Aber darüber, dass annähernd an jeder Ecke in diesem Land Reklame für Burger, Eistees, Eiscreme, Schokolade, Chips, Bier oder sonstige Dickmacher gemacht wird und zwar selbstverständlich mit Bildern von jungen, hübschen, schlanken Menschen – keine Debatte, keine Klage, kein Wort. Das wird gedruckt oder plakatiert oder gesendet, und zwar auch vom Bayerischen Rundfunk.

Überall geht es dauernd um die Traumfigur, und keiner regt sich auf

In der IZI-Studie stand – neben den Antworten auf Fragen zu Zusammenhängen zwischen Fernsehgewohnheit und Magersucht bei 241 Betroffenen – auch Allgemeines zum Thema Schönheitsvorstellungen. Unter anderem, dass über die Jahrzehnte Foto- und Laufstegmodels allgemein immer dünner geworden seien: „Waren vor 30 Jahren Fotomodels nur circa acht Prozent dünner als die Durchschnittsfrau, sind sie mittlerweile um rund 23 Prozent schmaler“, heißt es da und weiter: „Nur schätzungsweise vier Prozent aller Frauen wären aufgrund ihrer körperlichen Möglichkeiten überhaupt in der Lage, dem aktuellen Schlankheitsideal zu entsprechen.“ Vier Prozent! Und doch hat die Gesellschaft sich auf solche Ideale verständigt und verbreitet sie Tag um Tag um Tag immer weiter. In den Kioskauslagen räkeln sich auf Hochglanzformaten schlanke Grazien und wunderschöne Schauspielerinnen, daneben liegen reihenweise die weniger schrillen Frauenhefte, die jede neue Ausgabe mit einer neuen Diät-Idee und tollen Wegen zur Traumfigur aufmachen. Das ist total akzeptiert – und gehört aber mit zu dem ungesunden Grund, auf dem sich krankhafte Essstörungen entwickeln können.

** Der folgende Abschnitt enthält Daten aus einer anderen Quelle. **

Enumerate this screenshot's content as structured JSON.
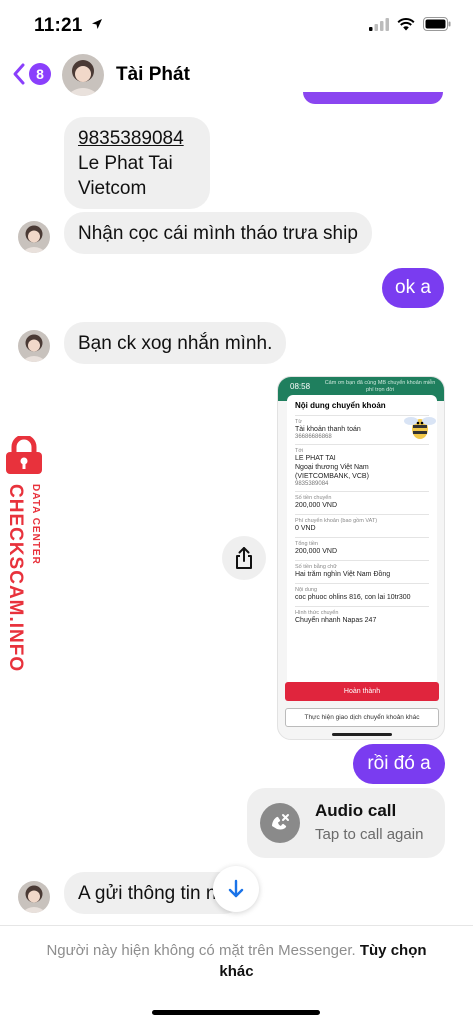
{
  "status_bar": {
    "time": "11:21"
  },
  "header": {
    "unread_count": "8",
    "contact_name": "Tài Phát"
  },
  "messages": {
    "bank_info": {
      "account": "9835389084",
      "name": "Le Phat Tai",
      "bank": "Vietcom"
    },
    "msg1": "Nhận cọc cái mình tháo trưa ship",
    "out1": "ok a",
    "msg2": "Bạn ck xog nhắn mình.",
    "out2": "rồi đó a",
    "msg3": "A gửi thông tin n"
  },
  "receipt": {
    "time": "08:58",
    "banner": "Cảm ơn bạn đã cùng MB chuyển khoản miễn phí trọn đời",
    "title": "Nội dung chuyển khoản",
    "from_label": "Từ",
    "from_value": "Tài khoản thanh toán",
    "from_number": "36686686868",
    "to_label": "Tới",
    "to_name": "LE PHAT TAI",
    "to_bank": "Ngoại thương Việt Nam",
    "to_bank_full": "(VIETCOMBANK, VCB)",
    "to_number": "9835389084",
    "amount_label": "Số tiền chuyển",
    "amount_value": "200,000 VND",
    "fee_label": "Phí chuyển khoản (bao gồm VAT)",
    "fee_value": "0 VND",
    "total_label": "Tổng tiền",
    "total_value": "200,000 VND",
    "words_label": "Số tiền bằng chữ",
    "words_value": "Hai trăm nghìn Việt Nam Đồng",
    "content_label": "Nội dung",
    "content_value": "coc phuoc ohlins 816, con lai 10tr300",
    "method_label": "Hình thức chuyển",
    "method_value": "Chuyển nhanh Napas 247",
    "done_button": "Hoàn thành",
    "other_button": "Thực hiện giao dịch chuyển khoản khác"
  },
  "call": {
    "title": "Audio call",
    "subtitle": "Tap to call again"
  },
  "footer": {
    "notice": "Người này hiện không có mặt trên Messenger.",
    "action": "Tùy chọn khác"
  },
  "watermark": {
    "brand": "CHECKSCAM.INFO",
    "sub": "DATA CENTER"
  },
  "colors": {
    "accent": "#7a3cf0",
    "incoming_bubble": "#efefef",
    "watermark": "#e8323c"
  },
  "icons": [
    "location-arrow-icon",
    "signal-icon",
    "wifi-icon",
    "battery-icon",
    "back-chevron-icon",
    "share-icon",
    "call-missed-icon",
    "arrow-down-icon",
    "lock-icon"
  ]
}
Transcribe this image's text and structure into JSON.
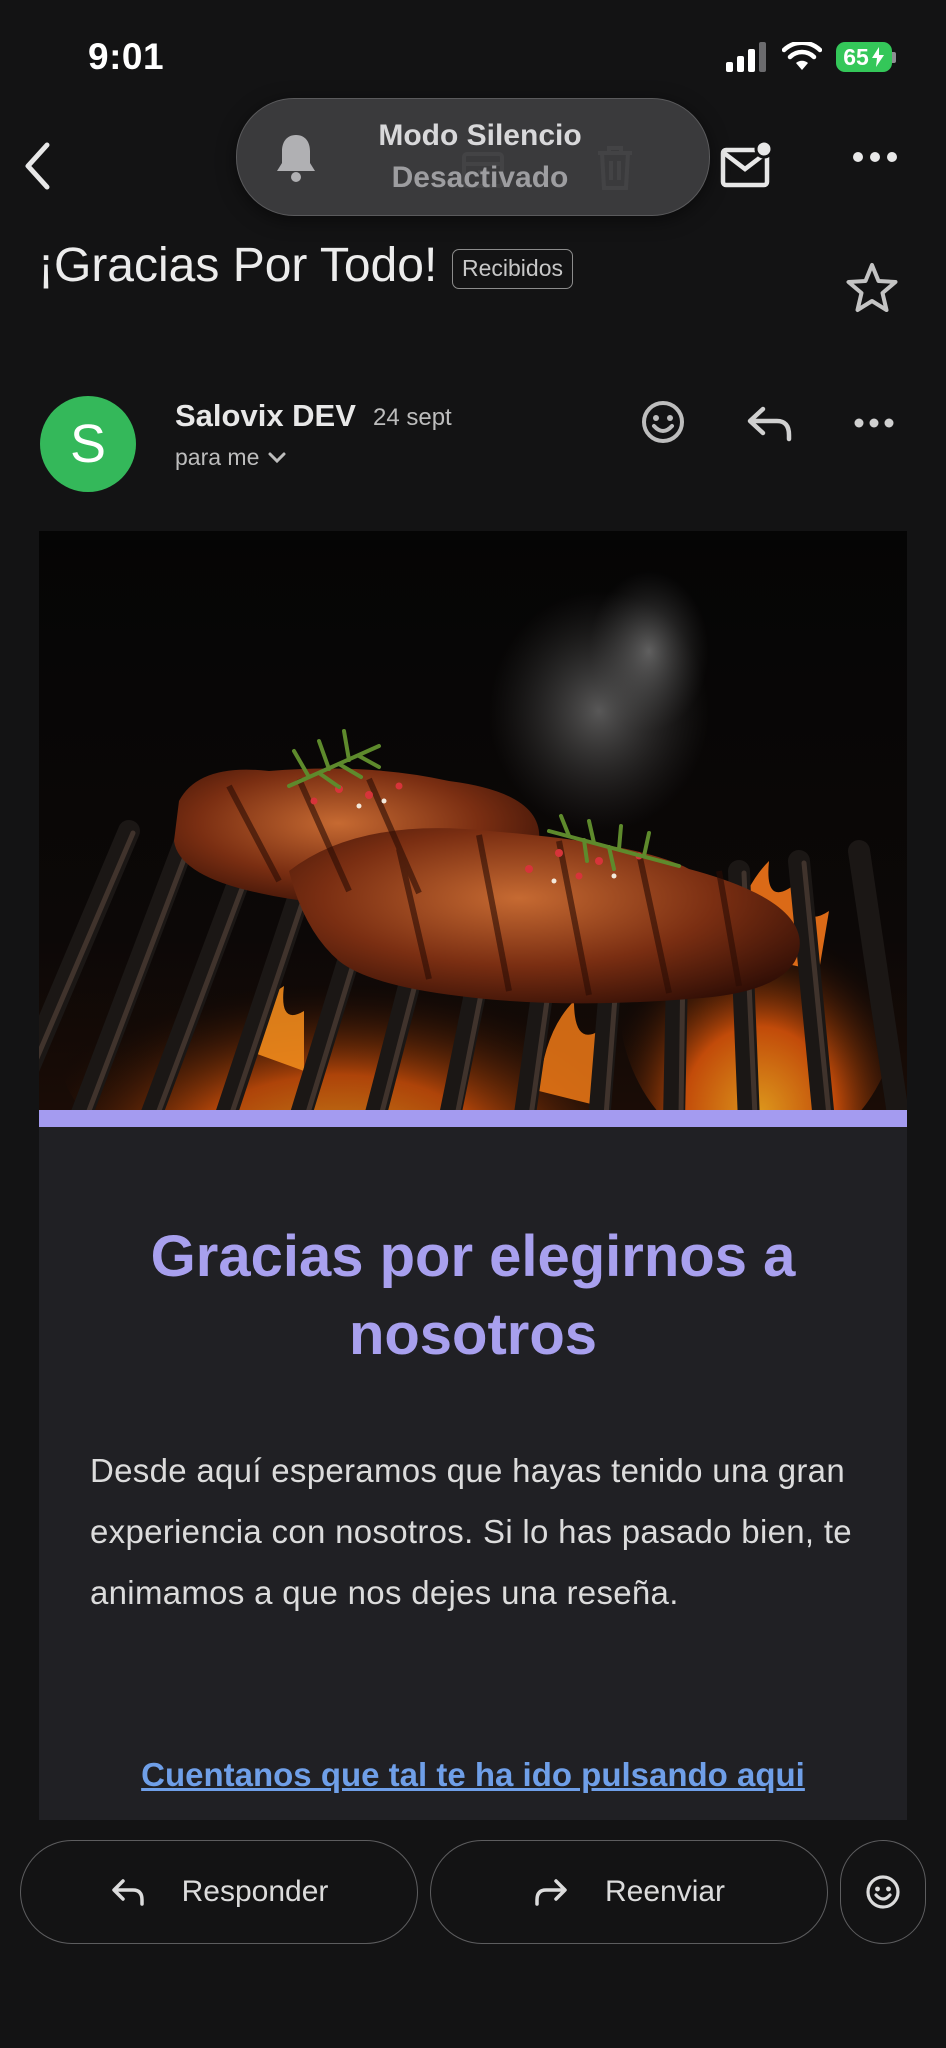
{
  "status_bar": {
    "time": "9:01",
    "battery": "65"
  },
  "toast": {
    "title": "Modo Silencio",
    "subtitle": "Desactivado"
  },
  "email": {
    "subject": "¡Gracias Por Todo!",
    "label": "Recibidos",
    "sender": {
      "initial": "S",
      "name": "Salovix DEV",
      "date": "24 sept",
      "recipients": "para me"
    },
    "body": {
      "headline": "Gracias por elegirnos a nosotros",
      "paragraph": "Desde aquí esperamos que hayas tenido una gran experiencia con nosotros. Si lo has pasado bien, te animamos a que nos dejes una reseña.",
      "link_text": "Cuentanos que tal te ha ido pulsando aqui"
    }
  },
  "actions": {
    "reply_label": "Responder",
    "forward_label": "Reenviar"
  },
  "colors": {
    "accent": "#a49bf0",
    "headline": "#a8a0ee",
    "link": "#6f9fe8",
    "avatar": "#34b85a",
    "battery": "#34c759"
  }
}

Damit das wirklich passiert, ist mehr nötig. So wie einer vom Krimi-Schauen nicht zum Täter wird, wird auch keiner vom Modelshowschauen zum Magersüchtigen. Aber es hatte natürlich etwas Entlastendes, auf Heidi Klum zu schimpfen. Da hatte man die Schuldige gefunden, und ihre Sendung zu boykottieren, die ohnehin nur ein paar Wochen im Programm ist, fällt leicht. Ab dem nächsten Überfall auf den „Tatort“ zu verzichten, fiele manchem schon schwerer.